Notar im Erbrecht: Aufgaben und Kosten
Der Notar ist im Erbrecht zentrale Schnittstelle: Er beurkundet Testamente und Erbverträge, nimmt eidesstattliche Versicherungen für den Erbschein ab und ermöglicht rechtssichere Übertragungen zu Lebzeiten.
- Bundesweit einheitliche Gebühren nach GNotKG.
- Pflicht zur Belehrung und Aufklärung (§ 17 BeurkG).
- Erbvertrag und (gemeinschaftliches) notarielles Testament nur vor Notar.
- Notarielles Testament ersetzt häufig den Erbschein – spart Geld und Zeit.
- Bei Immobilien-Schenkungen unverzichtbar.

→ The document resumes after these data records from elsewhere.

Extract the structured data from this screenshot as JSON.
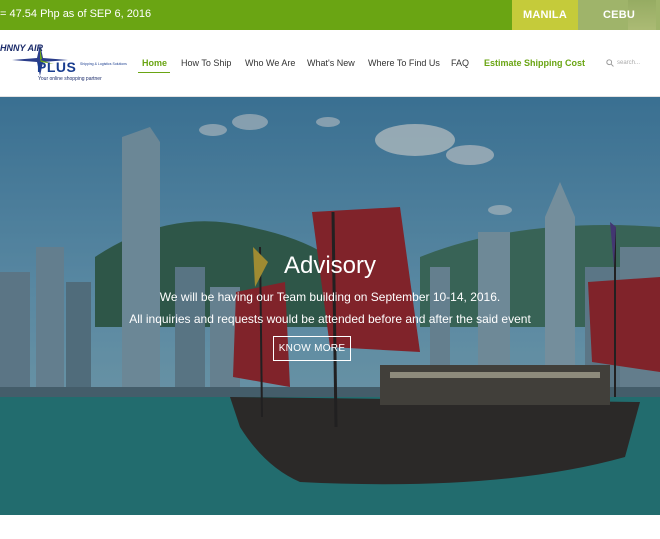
{
  "topbar": {
    "rate_text": "= 47.54 Php as of SEP 6, 2016",
    "branches": [
      "MANILA",
      "CEBU"
    ],
    "colors": {
      "bar": "#6aa513",
      "manila": "#c5cb3a",
      "cebu": "#9fb46a"
    }
  },
  "logo": {
    "brand_top": "HNNY AIR",
    "brand_plus": "PLUS",
    "small_text": "Shipping & Logistics Solutions",
    "tagline": "Your online shopping partner"
  },
  "nav": {
    "items": [
      "Home",
      "How To Ship",
      "Who We Are",
      "What's New",
      "Where To Find Us",
      "FAQ",
      "Estimate Shipping Cost"
    ],
    "active": "Home",
    "accent": "#6aa513"
  },
  "search": {
    "placeholder": "search...",
    "icon": "search-icon"
  },
  "hero": {
    "title": "Advisory",
    "line1": "We will be having our Team building on September 10-14, 2016.",
    "line2": "All inquiries and requests would be attended before and after the said event",
    "button": "KNOW MORE"
  }
}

- Beurkundung zwingend bei Pflichtteilsverzicht und Erbverzicht.
- Notarielles Nachlassverzeichnis nach § 2314 BGB – hohe Beweiskraft.
Wann ist der Notar nötig oder sinnvoll?
- Erbvertrag (§ 2276 BGB) – nur notariell möglich.
- Notarielles Testament – Rechtsklarheit, Beratung, Beweiswert.
- Erb- und Pflichtteilsverzicht (§ 2348 BGB) – Beurkundungspflicht.
- Erbschein-Antrag – häufig mit eidesstattlicher Versicherung vor Notar.
- Schenkungen mit Grundbuchbezug – Auflassung notariell.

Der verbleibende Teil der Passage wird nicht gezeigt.